Die Regierung in Peru bleibt hart

PROTESTE Zehntausende Demonstranten fordern die Rücknahme der Umweltgesetze von Präsident Alan García – dabei kommt es in Lima zu Zusammenstößen mit der Polizei

Sieben Abgeordnete der Opposition wurden vom Kongress für 120 Tage von ihren Mandaten suspendiert

VON JÜRGEN VOGT

BUENOS AIRES taz | „La Selva no se vende“ – „Der Urwald wird nicht verkauft!“, skandierten am Donnerstag Demonstranten in Peru. Zehntausende Menschen gingen für die Unterstützung der indigenen Völker in der Amazonasregion auf die Straße. Gleichzeitig protestierten sie gegen die Regierungspolitik von Präsident Alan García. Auf Transparenten mit der Aufschrift „García-Asesino“ (García-Mörder) machten sie den Staatschef für die Eskalation der Gewalt verantwortlich.

Zu den Protestmärschen hatten indigene Organisationen, Gewerkschaften und Studentenverbände aufgerufen. Während die Proteste vielerorts friedlich verliefen, war es in Lima zu Auseinandersetzungen zwischen Demonstranten und der Polizei gekommen. Die Polizei hatte zunächst die Straßen zum Regierungspalast abgesperrt. Als der Demonstrationszug daraufhin vor das Parlamentsgebäude ziehen wollte, wurden auch dort die Zugänge abgeriegelt. Zu den kurzen und heftigen Ausschreitungen kam es, nachdem Demonstrationsteilnehmer versucht hatten, die Absperrungen der Polizei zu überwinden, um vor den Kongress zu marschieren. Die Polizei setzte Tränengas ein, Demonstranten warfen Steine und Molotowcocktails.

Der Kongress hatte am Mittwoch in einer außerordentlichen Sitzung zwei umstrittene Gesetzesdekrete außer Kraft gesetzt, darunter das Gesetz für den Wald und die Tierwelt des Waldes.

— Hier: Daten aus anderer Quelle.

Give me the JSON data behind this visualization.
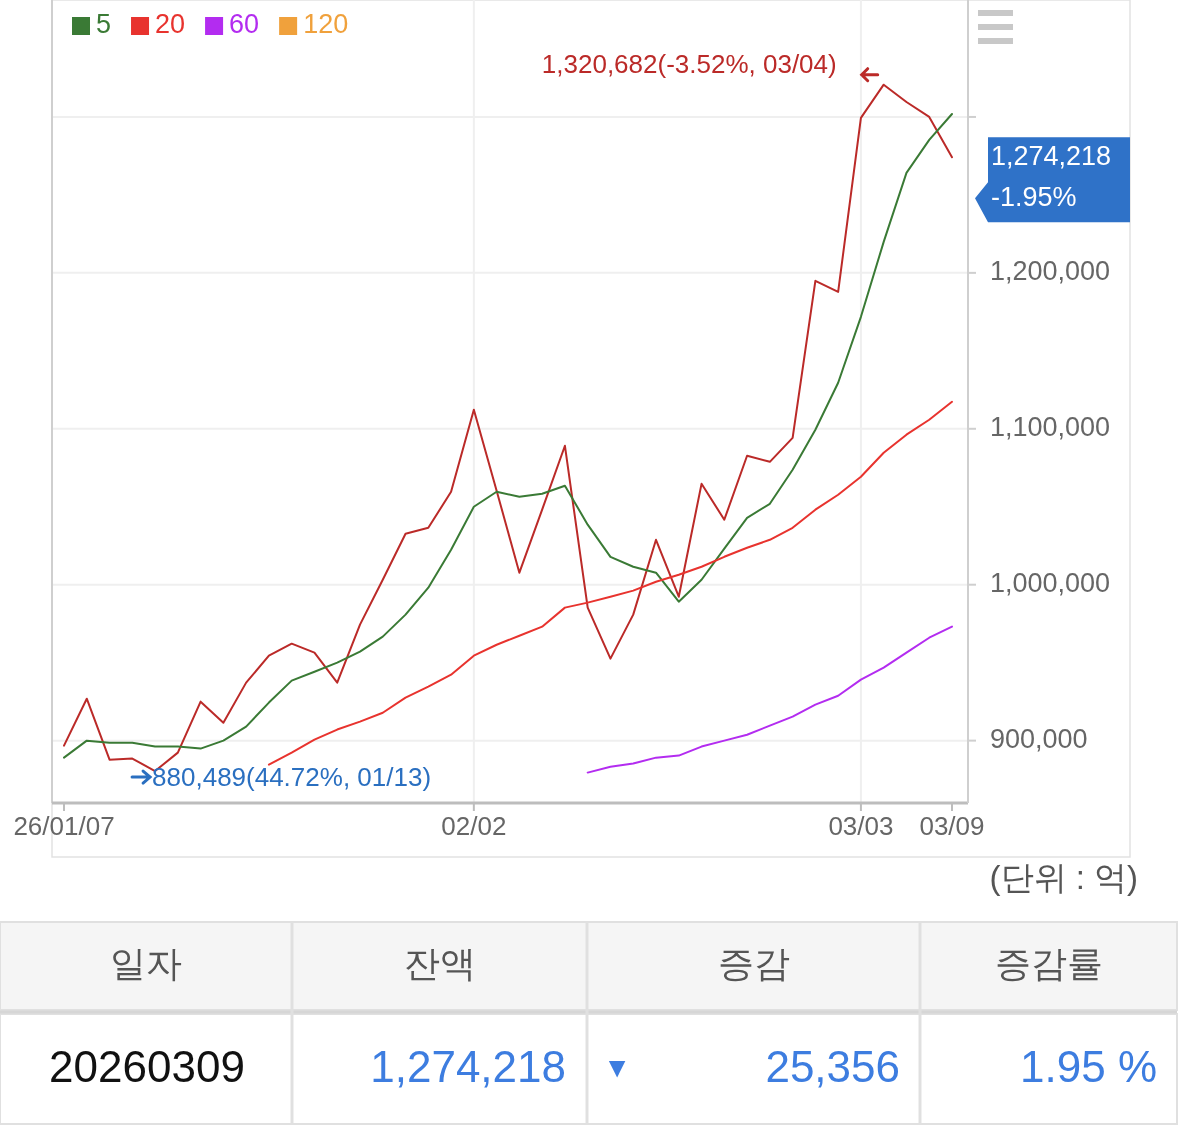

In einer turbulenten Sitzung entschied sich das Einkammerparlament für die unbefristete Aussetzung der Dekrete. Der Antrag der oppositionellen Nationalpartei auf die Annullierung der Erlasse wurde mit der Stimmenmehrheit der Regierungspartei von Präsident Alan García und den Abgeordneten der Partei des früheren Präsidenten Alberto Fujimori erst gar nicht zur Abstimmung zugelassen.

Nach einer Protestaktion der Opposition wurden sieben Abgeordnete von der Kongressmehrheit für 120 Tage von ihren Mandaten suspendiert. Als „einen Staatsstreich gegen den Kongress“ bezeichnete die Abgeordnete Juana Huancahuari das Vorgehen der Regierungspartei. Derweil gab sich Staatspräsident Alan García unnachgiebig. „Die Politiker haben es mit extremistischen Formulierungen geschafft, die Bewohner des Urwaldes zu benutzen.“ Die Teilnehmer der Demonstrationen sowie die Ureinwohner und ihre Organisationen fordern jedoch die vollständige Aufhebung der Gesetze sowie neun weiterer Dekrete. Denn mit ihnen soll internationalen Bergbau- und Erdölfirmen der Zugang zu den Bodenschätzen in der Amazonasregion erleichtert werden. Den dort lebenden Ureinwohnern droht die Zerstörung ihres Lebensraumes.

Das Gesetzespaket war Mitte vergangenen Jahres beschlossen worden. Das Waldgesetz war dann einer der Auslöser der Proteste, die bereits im April begonnen hatten, jedoch am letzten Wochenende blutig eskalierten. Dabei wurden nach offiziellen Angaben 33 Menschen getötet, darunter 24 Polizisten. Indianerorganisationen gehen jedoch von mindestens 25 getöteten Ureinwohnern aus.

Vertreter der indigenen Dachorganisation Interethnische Vereinigung für die Entwicklung des Regenwalds (Aidesep) forderten zudem Neuwahlen und die Bildung einer verfassunggebenden Versammlung. Diese soll, entsprechend dem Vorbild Bolivien, eine neue Verfassung ausarbeiten.